New York almost had me. The street was littered with people it had eaten and spit back out. People who conversed with, and even shouted at themselves. People with one foot already in the bottle trying their hardest to get the other one in. People whose spirits had been crumpled into hard little balls like aluminum foil. It would have been easy to run then. Where I came from beauty rose raw from the earth, cloaked in mountains. In New York beauty was as small as the reflection of a cloud in a mud puddle. Drops of dew on a windshield. To a newcomer, New York is nothing more than a complex system of nooks and crannies in which to hide.

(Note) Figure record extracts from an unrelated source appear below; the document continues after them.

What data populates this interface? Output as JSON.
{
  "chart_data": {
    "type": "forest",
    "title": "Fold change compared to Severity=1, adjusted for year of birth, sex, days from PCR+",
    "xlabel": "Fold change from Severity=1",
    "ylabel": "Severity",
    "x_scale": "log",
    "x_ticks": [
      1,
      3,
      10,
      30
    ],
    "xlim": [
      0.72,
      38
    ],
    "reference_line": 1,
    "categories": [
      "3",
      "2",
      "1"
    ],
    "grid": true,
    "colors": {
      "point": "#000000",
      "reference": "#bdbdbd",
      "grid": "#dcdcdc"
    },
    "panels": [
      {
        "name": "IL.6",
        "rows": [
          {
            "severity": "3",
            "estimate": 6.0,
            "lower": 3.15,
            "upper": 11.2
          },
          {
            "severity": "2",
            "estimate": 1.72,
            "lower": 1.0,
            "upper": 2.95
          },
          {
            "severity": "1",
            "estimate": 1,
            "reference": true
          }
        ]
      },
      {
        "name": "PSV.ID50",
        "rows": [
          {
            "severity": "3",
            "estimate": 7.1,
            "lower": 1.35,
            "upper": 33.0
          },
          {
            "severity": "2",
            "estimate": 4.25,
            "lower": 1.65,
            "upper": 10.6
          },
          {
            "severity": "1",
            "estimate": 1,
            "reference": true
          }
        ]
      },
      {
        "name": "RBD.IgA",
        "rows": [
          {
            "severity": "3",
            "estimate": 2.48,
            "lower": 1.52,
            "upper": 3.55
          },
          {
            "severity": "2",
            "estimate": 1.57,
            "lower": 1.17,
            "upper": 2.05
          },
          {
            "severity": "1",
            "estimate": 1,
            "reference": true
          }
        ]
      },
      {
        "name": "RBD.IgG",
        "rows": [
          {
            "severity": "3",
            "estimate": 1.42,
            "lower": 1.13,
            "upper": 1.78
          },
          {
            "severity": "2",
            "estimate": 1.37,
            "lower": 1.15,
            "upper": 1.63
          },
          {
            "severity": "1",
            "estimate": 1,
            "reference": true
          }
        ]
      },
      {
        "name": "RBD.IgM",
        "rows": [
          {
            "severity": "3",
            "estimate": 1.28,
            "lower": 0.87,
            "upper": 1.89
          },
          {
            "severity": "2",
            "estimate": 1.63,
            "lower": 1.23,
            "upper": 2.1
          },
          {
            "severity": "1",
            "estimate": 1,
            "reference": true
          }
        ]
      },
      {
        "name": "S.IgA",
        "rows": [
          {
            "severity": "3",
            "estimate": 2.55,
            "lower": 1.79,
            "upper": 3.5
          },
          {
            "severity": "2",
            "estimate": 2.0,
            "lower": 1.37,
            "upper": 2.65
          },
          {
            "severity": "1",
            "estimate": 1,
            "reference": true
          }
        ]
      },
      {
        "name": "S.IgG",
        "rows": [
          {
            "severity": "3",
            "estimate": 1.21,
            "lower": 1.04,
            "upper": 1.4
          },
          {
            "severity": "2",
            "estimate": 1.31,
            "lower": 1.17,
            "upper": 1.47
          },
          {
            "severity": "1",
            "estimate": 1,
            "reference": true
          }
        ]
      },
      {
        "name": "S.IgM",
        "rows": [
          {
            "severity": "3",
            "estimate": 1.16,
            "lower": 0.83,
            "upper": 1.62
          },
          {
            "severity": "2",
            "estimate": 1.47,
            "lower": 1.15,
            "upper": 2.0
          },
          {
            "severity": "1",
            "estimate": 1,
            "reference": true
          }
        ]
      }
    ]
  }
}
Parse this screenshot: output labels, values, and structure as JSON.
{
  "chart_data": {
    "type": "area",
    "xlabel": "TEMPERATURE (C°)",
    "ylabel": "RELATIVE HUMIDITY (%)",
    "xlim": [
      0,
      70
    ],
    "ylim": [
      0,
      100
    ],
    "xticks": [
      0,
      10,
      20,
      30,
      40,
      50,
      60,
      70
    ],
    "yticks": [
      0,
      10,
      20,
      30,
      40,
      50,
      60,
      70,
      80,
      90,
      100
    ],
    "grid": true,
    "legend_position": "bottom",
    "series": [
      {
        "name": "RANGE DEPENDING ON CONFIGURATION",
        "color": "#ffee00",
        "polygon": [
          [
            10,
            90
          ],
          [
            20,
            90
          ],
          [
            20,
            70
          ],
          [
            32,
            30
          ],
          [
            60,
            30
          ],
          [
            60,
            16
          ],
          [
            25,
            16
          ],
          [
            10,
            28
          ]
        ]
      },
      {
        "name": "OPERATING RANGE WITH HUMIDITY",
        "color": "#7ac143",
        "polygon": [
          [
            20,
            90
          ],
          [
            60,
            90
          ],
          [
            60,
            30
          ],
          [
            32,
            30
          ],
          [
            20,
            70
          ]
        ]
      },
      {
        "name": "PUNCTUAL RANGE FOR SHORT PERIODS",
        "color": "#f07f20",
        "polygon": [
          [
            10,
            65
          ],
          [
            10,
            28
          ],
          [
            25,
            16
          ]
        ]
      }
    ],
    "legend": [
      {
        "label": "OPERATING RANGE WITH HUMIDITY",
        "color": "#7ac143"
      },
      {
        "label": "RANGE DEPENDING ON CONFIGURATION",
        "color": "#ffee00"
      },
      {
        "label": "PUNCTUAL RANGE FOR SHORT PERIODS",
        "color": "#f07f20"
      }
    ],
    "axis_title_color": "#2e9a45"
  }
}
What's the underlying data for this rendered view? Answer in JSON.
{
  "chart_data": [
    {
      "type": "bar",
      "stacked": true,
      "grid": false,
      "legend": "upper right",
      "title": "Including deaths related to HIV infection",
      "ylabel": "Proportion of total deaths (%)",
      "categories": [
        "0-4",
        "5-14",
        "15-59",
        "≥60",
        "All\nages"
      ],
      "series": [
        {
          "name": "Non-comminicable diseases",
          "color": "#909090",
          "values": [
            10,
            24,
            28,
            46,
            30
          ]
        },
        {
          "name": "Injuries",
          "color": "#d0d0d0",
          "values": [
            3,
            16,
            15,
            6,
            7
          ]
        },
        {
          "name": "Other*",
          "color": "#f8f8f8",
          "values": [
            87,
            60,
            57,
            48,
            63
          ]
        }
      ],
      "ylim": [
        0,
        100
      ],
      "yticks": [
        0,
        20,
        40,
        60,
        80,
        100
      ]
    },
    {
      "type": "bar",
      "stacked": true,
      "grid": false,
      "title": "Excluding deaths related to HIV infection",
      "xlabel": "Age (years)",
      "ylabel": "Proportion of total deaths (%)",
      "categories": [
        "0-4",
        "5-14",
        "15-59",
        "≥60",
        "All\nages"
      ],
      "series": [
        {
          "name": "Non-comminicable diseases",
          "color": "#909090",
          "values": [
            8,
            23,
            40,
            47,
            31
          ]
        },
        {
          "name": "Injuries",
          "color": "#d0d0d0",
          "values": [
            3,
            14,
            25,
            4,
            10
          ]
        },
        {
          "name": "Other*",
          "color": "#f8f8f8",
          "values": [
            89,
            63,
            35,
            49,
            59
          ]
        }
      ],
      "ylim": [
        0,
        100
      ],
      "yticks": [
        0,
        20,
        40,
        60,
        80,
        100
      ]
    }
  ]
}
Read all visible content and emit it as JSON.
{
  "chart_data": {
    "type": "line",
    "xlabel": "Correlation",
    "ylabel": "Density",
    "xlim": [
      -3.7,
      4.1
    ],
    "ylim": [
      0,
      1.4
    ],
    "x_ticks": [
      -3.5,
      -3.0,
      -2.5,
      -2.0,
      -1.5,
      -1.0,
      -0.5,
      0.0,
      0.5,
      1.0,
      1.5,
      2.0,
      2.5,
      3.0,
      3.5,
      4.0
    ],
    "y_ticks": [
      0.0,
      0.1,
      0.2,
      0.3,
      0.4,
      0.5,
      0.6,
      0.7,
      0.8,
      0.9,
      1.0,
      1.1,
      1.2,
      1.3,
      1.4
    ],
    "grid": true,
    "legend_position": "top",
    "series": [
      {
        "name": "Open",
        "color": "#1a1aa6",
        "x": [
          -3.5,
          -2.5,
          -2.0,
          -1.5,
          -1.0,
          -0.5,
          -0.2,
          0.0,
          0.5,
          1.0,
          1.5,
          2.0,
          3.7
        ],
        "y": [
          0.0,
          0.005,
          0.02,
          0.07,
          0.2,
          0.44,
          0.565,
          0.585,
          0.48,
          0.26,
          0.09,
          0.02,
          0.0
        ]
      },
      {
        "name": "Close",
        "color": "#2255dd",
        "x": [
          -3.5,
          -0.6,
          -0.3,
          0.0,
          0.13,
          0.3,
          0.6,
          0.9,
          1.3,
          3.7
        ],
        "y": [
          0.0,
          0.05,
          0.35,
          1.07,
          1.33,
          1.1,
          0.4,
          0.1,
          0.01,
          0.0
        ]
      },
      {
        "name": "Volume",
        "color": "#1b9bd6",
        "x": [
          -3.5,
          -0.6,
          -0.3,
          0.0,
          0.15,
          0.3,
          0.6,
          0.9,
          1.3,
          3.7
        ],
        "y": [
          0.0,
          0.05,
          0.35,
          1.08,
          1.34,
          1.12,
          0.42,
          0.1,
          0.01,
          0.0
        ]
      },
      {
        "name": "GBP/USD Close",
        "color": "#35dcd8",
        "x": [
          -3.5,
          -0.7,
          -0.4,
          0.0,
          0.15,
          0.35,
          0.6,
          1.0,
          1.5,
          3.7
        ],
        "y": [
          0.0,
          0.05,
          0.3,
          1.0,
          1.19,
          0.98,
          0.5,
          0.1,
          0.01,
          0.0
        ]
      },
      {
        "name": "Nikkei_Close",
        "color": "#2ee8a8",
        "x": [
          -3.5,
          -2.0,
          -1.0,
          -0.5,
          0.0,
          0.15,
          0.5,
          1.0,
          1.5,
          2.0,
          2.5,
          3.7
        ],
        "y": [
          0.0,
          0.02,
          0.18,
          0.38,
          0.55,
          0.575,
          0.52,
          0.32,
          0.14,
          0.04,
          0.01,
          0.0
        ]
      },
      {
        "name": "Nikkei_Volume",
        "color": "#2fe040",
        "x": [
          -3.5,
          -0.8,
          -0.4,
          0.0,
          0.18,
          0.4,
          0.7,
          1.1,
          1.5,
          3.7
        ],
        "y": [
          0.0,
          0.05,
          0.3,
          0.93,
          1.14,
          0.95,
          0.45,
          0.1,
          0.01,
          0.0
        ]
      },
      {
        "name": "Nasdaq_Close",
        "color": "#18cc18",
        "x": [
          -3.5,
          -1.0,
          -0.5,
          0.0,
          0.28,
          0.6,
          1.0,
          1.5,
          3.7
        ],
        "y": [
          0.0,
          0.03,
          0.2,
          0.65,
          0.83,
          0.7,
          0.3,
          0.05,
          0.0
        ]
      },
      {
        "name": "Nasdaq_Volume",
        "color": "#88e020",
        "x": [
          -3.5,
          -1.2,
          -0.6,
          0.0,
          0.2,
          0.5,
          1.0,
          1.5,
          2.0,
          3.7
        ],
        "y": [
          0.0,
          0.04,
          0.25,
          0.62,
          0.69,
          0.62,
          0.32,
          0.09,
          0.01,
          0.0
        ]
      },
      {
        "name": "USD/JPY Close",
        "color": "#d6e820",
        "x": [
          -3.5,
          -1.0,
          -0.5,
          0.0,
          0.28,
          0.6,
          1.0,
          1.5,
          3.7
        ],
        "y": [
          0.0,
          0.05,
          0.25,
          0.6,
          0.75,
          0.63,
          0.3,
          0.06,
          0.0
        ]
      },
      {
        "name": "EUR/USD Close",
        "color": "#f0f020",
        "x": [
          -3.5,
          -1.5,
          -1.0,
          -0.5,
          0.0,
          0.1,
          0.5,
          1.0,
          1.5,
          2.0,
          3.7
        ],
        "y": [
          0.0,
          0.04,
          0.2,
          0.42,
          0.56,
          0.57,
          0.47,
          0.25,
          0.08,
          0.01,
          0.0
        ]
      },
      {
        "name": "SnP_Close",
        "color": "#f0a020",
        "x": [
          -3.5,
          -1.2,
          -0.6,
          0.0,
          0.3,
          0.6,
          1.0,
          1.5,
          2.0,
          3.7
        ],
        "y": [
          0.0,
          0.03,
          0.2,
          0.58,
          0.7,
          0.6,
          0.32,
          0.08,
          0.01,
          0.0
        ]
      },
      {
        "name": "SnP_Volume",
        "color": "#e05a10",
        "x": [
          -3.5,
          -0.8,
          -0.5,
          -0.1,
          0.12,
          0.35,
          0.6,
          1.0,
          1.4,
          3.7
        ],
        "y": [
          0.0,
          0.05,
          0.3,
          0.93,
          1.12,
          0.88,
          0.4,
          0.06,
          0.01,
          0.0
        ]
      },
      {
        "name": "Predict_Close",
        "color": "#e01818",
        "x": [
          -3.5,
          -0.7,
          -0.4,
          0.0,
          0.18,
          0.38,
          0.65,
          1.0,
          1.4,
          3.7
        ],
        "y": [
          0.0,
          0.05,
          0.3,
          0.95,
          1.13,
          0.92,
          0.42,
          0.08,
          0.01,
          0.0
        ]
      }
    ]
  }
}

The New York that had filled my midday dreamscapes during college had slipped away from me. Dylan and Baez had long since moved away, the Five Spot was now a pizza place, and the Whitehorse Tavern was full of frat boys. In New York dreams were glass bottles nailed to a wall, abstracted fragments of their original forms, reduced to sharp pieces that could cut skin or transform light. The fragments you were left with could toughen you or destroy you. New York was New York. It didn’t change. Didn’t notice when one of its eight million souls was lost or injured. I hung about New York like a co-dependent lover, daring it to cast me aside by riding so close to its cars for nine hours at a time, yet utterly unable to bring myself to leave it. At the time I still hadn’t quite put my finger on why I should stay. Another day as a bike messenger, a passive traveler through New York’s gritty exterior and its loving heart, did that for me.

The dew on the grass in Central Park at 8 A.M. in June was the footprints of a billion fairies that had carried the night on their backs when they flew away in the morning. Even out of the shade it wasn’t sweating weather yet. The back of my neck wasn’t dirty and gritty. My thighs and calves worked hard, thrusting the pedals up and down.

The previous day I had finally been offered a job teaching immigrant children how to read English. The problem was I didn’t know if things like the beauty of Central Park in the summer were enough to make me want to live in New York. Surely there were easier places to find work as a writer. Stench and city heat rose from the concrete thick enough to be visible. People barely seemed to notice one another.

This hesitation was reinforced when I rode out of Central Park and found myself in East Harlem. East Harlem was the only place where I held my bike chain in my hand and rode like I knew where I was going even when I didn’t.

The Morris Housing Projects had over thirty floors. The elevator door looked like it had been pried open with a crow bar at some point. There was either a muffled screaming, cat wailing, or child crying somewhere in the dark end of the first floor. I hit the stairs. Twenty-two floors worth of them. I could feel the piss smell working its way into my pores like diner grease. Footsteps seemed to echo below mine at the same pace from the eleventh to the nineteenth floor. Finally I was there. Ga-gump. Do do do do do do. Ga-gump. Bass thumps rattled the door gently as I knocked on it.

$3.35. That’s how much the order was. A football Nintendo game. A kid answered the door. He had large, chubby cheeks. On his head was a New York Yankees hat. He held out his hand. I put the game in it. A slight, but uncontrollable smile spread across his face. The bass thumps stopped. The kid handed me a five, nodded his head and turned towards a friend who was sitting at a computer in the corner. They had typed in a couple numbers, clicked a few squares, and now a sweating man was at their door holding their objet de desire. His friend won the smiling contest. I reached in my pocket for change. He waved a no with his pointer finger and closed the door. Heat hung in the hall and stuck onto the walls. This time the door wasn’t a movable wall. It came between us as pleasantly and as suddenly as the closing credits in an old black and white love story.

No one had ever tipped me like that. A guy gave me ten bucks once. But this was a lasting tip. There was an extra $1.65 in my hand, but like all numbers it would slip away with time. The tip never would. Within a week I would leave the job, but I wouldn’t leave New York. The bass thumps started up again as I left. And they beat repetitively, ga-gump, ga-gump, ga-gump, like a heartbeat.